MySpace figures out how to do massive data analysis on commodity systems
By Galen Gruman June 1, 2009 11:01 AM ET
InfoWorld - 2009 InfoWorld CTO 25 Awards
Aber Whitcomb CTO MySpace
It's hard sometimes to fathom the scale of the Web. Yet as CTO of News Corp.'s MySpace.com social site, Aber Whitcomb has to not only fathom it but build for it. In 2008, his
BI team built one of the largest data warehouses in the world, capturing between 7 and 10 billion events each daily generated by its 130 million users. Whitcomb's team did so using commodity hardware, giving it super-computer-like analytic capabilities for a fraction of the cost.
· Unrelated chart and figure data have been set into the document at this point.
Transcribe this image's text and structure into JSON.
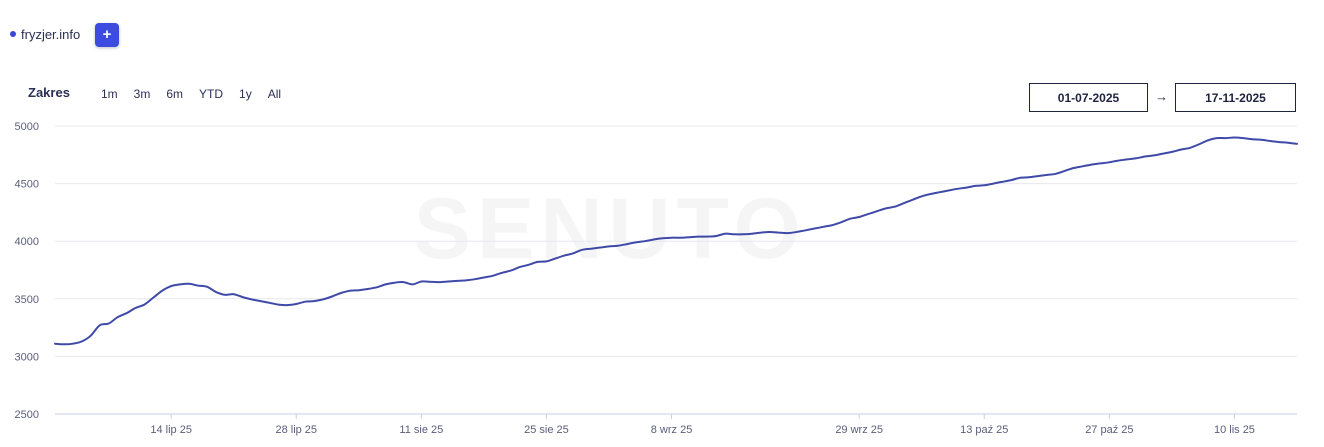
{
  "legend": {
    "label": "fryzjer.info",
    "color": "#3b46d6"
  },
  "add_button": {
    "label": "+"
  },
  "range": {
    "title": "Zakres",
    "options": [
      "1m",
      "3m",
      "6m",
      "YTD",
      "1y",
      "All"
    ]
  },
  "date_range": {
    "from": "01-07-2025",
    "arrow": "→",
    "to": "17-11-2025"
  },
  "watermark": "SENUTO",
  "chart_data": {
    "type": "line",
    "title": "",
    "xlabel": "",
    "ylabel": "",
    "ylim": [
      2500,
      5000
    ],
    "y_ticks": [
      2500,
      3000,
      3500,
      4000,
      4500,
      5000
    ],
    "grid": true,
    "line_color": "#3f4aa8",
    "x_start": "2025-07-01",
    "x_end": "2025-11-17",
    "x_ticks": [
      {
        "date": "2025-07-14",
        "label": "14 lip 25"
      },
      {
        "date": "2025-07-28",
        "label": "28 lip 25"
      },
      {
        "date": "2025-08-11",
        "label": "11 sie 25"
      },
      {
        "date": "2025-08-25",
        "label": "25 sie 25"
      },
      {
        "date": "2025-09-08",
        "label": "8 wrz 25"
      },
      {
        "date": "2025-09-29",
        "label": "29 wrz 25"
      },
      {
        "date": "2025-10-13",
        "label": "13 paź 25"
      },
      {
        "date": "2025-10-27",
        "label": "27 paź 25"
      },
      {
        "date": "2025-11-10",
        "label": "10 lis 25"
      }
    ],
    "series": [
      {
        "points": [
          [
            "2025-07-01",
            3110
          ],
          [
            "2025-07-02",
            3105
          ],
          [
            "2025-07-03",
            3110
          ],
          [
            "2025-07-04",
            3130
          ],
          [
            "2025-07-05",
            3180
          ],
          [
            "2025-07-06",
            3270
          ],
          [
            "2025-07-07",
            3285
          ],
          [
            "2025-07-08",
            3340
          ],
          [
            "2025-07-09",
            3375
          ],
          [
            "2025-07-10",
            3420
          ],
          [
            "2025-07-11",
            3450
          ],
          [
            "2025-07-12",
            3510
          ],
          [
            "2025-07-13",
            3570
          ],
          [
            "2025-07-14",
            3610
          ],
          [
            "2025-07-15",
            3625
          ],
          [
            "2025-07-16",
            3630
          ],
          [
            "2025-07-17",
            3615
          ],
          [
            "2025-07-18",
            3605
          ],
          [
            "2025-07-19",
            3560
          ],
          [
            "2025-07-20",
            3535
          ],
          [
            "2025-07-21",
            3540
          ],
          [
            "2025-07-22",
            3515
          ],
          [
            "2025-07-23",
            3495
          ],
          [
            "2025-07-24",
            3480
          ],
          [
            "2025-07-25",
            3465
          ],
          [
            "2025-07-26",
            3450
          ],
          [
            "2025-07-27",
            3445
          ],
          [
            "2025-07-28",
            3455
          ],
          [
            "2025-07-29",
            3475
          ],
          [
            "2025-07-30",
            3480
          ],
          [
            "2025-07-31",
            3495
          ],
          [
            "2025-08-01",
            3520
          ],
          [
            "2025-08-02",
            3550
          ],
          [
            "2025-08-03",
            3570
          ],
          [
            "2025-08-04",
            3575
          ],
          [
            "2025-08-05",
            3585
          ],
          [
            "2025-08-06",
            3600
          ],
          [
            "2025-08-07",
            3625
          ],
          [
            "2025-08-08",
            3640
          ],
          [
            "2025-08-09",
            3645
          ],
          [
            "2025-08-10",
            3625
          ],
          [
            "2025-08-11",
            3650
          ],
          [
            "2025-08-12",
            3648
          ],
          [
            "2025-08-13",
            3645
          ],
          [
            "2025-08-14",
            3650
          ],
          [
            "2025-08-15",
            3655
          ],
          [
            "2025-08-16",
            3660
          ],
          [
            "2025-08-17",
            3670
          ],
          [
            "2025-08-18",
            3685
          ],
          [
            "2025-08-19",
            3700
          ],
          [
            "2025-08-20",
            3725
          ],
          [
            "2025-08-21",
            3745
          ],
          [
            "2025-08-22",
            3775
          ],
          [
            "2025-08-23",
            3795
          ],
          [
            "2025-08-24",
            3820
          ],
          [
            "2025-08-25",
            3825
          ],
          [
            "2025-08-26",
            3850
          ],
          [
            "2025-08-27",
            3875
          ],
          [
            "2025-08-28",
            3895
          ],
          [
            "2025-08-29",
            3925
          ],
          [
            "2025-08-30",
            3935
          ],
          [
            "2025-08-31",
            3945
          ],
          [
            "2025-09-01",
            3955
          ],
          [
            "2025-09-02",
            3960
          ],
          [
            "2025-09-03",
            3975
          ],
          [
            "2025-09-04",
            3990
          ],
          [
            "2025-09-05",
            4000
          ],
          [
            "2025-09-06",
            4015
          ],
          [
            "2025-09-07",
            4025
          ],
          [
            "2025-09-08",
            4030
          ],
          [
            "2025-09-09",
            4030
          ],
          [
            "2025-09-10",
            4035
          ],
          [
            "2025-09-11",
            4040
          ],
          [
            "2025-09-12",
            4040
          ],
          [
            "2025-09-13",
            4045
          ],
          [
            "2025-09-14",
            4065
          ],
          [
            "2025-09-15",
            4060
          ],
          [
            "2025-09-16",
            4060
          ],
          [
            "2025-09-17",
            4065
          ],
          [
            "2025-09-18",
            4075
          ],
          [
            "2025-09-19",
            4080
          ],
          [
            "2025-09-20",
            4075
          ],
          [
            "2025-09-21",
            4070
          ],
          [
            "2025-09-22",
            4080
          ],
          [
            "2025-09-23",
            4095
          ],
          [
            "2025-09-24",
            4110
          ],
          [
            "2025-09-25",
            4125
          ],
          [
            "2025-09-26",
            4140
          ],
          [
            "2025-09-27",
            4165
          ],
          [
            "2025-09-28",
            4195
          ],
          [
            "2025-09-29",
            4210
          ],
          [
            "2025-09-30",
            4235
          ],
          [
            "2025-10-01",
            4260
          ],
          [
            "2025-10-02",
            4285
          ],
          [
            "2025-10-03",
            4300
          ],
          [
            "2025-10-04",
            4330
          ],
          [
            "2025-10-05",
            4360
          ],
          [
            "2025-10-06",
            4390
          ],
          [
            "2025-10-07",
            4410
          ],
          [
            "2025-10-08",
            4425
          ],
          [
            "2025-10-09",
            4440
          ],
          [
            "2025-10-10",
            4455
          ],
          [
            "2025-10-11",
            4465
          ],
          [
            "2025-10-12",
            4480
          ],
          [
            "2025-10-13",
            4485
          ],
          [
            "2025-10-14",
            4500
          ],
          [
            "2025-10-15",
            4515
          ],
          [
            "2025-10-16",
            4530
          ],
          [
            "2025-10-17",
            4550
          ],
          [
            "2025-10-18",
            4555
          ],
          [
            "2025-10-19",
            4565
          ],
          [
            "2025-10-20",
            4575
          ],
          [
            "2025-10-21",
            4585
          ],
          [
            "2025-10-22",
            4610
          ],
          [
            "2025-10-23",
            4635
          ],
          [
            "2025-10-24",
            4650
          ],
          [
            "2025-10-25",
            4665
          ],
          [
            "2025-10-26",
            4675
          ],
          [
            "2025-10-27",
            4685
          ],
          [
            "2025-10-28",
            4700
          ],
          [
            "2025-10-29",
            4710
          ],
          [
            "2025-10-30",
            4720
          ],
          [
            "2025-10-31",
            4735
          ],
          [
            "2025-11-01",
            4745
          ],
          [
            "2025-11-02",
            4760
          ],
          [
            "2025-11-03",
            4775
          ],
          [
            "2025-11-04",
            4795
          ],
          [
            "2025-11-05",
            4810
          ],
          [
            "2025-11-06",
            4840
          ],
          [
            "2025-11-07",
            4875
          ],
          [
            "2025-11-08",
            4895
          ],
          [
            "2025-11-09",
            4895
          ],
          [
            "2025-11-10",
            4900
          ],
          [
            "2025-11-11",
            4895
          ],
          [
            "2025-11-12",
            4885
          ],
          [
            "2025-11-13",
            4880
          ],
          [
            "2025-11-14",
            4870
          ],
          [
            "2025-11-15",
            4860
          ],
          [
            "2025-11-16",
            4855
          ],
          [
            "2025-11-17",
            4845
          ]
        ]
      }
    ]
  }
}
Running a Web business on commodity hardware is not a new idea -- both Amazon.com and Google do so, for example. Neither is using
MapReduce, the technology Google introduced in the early 2000s to break apart data sets for parallelized computing. (Google made MapReduce available to others in mid-2008.) But MySpace's implementation of Aster Data System's nCluster as its data warehouse extends MapReduce to handle rich in-database analytics on massive data volumes.
What MySpace gained, says Whitcomb, is a full understanding of what is happening online, immediately reflecting what people are doing on an hourly basis, both to give marketing efforts an edge and to identify customer issues before the spiral out of control.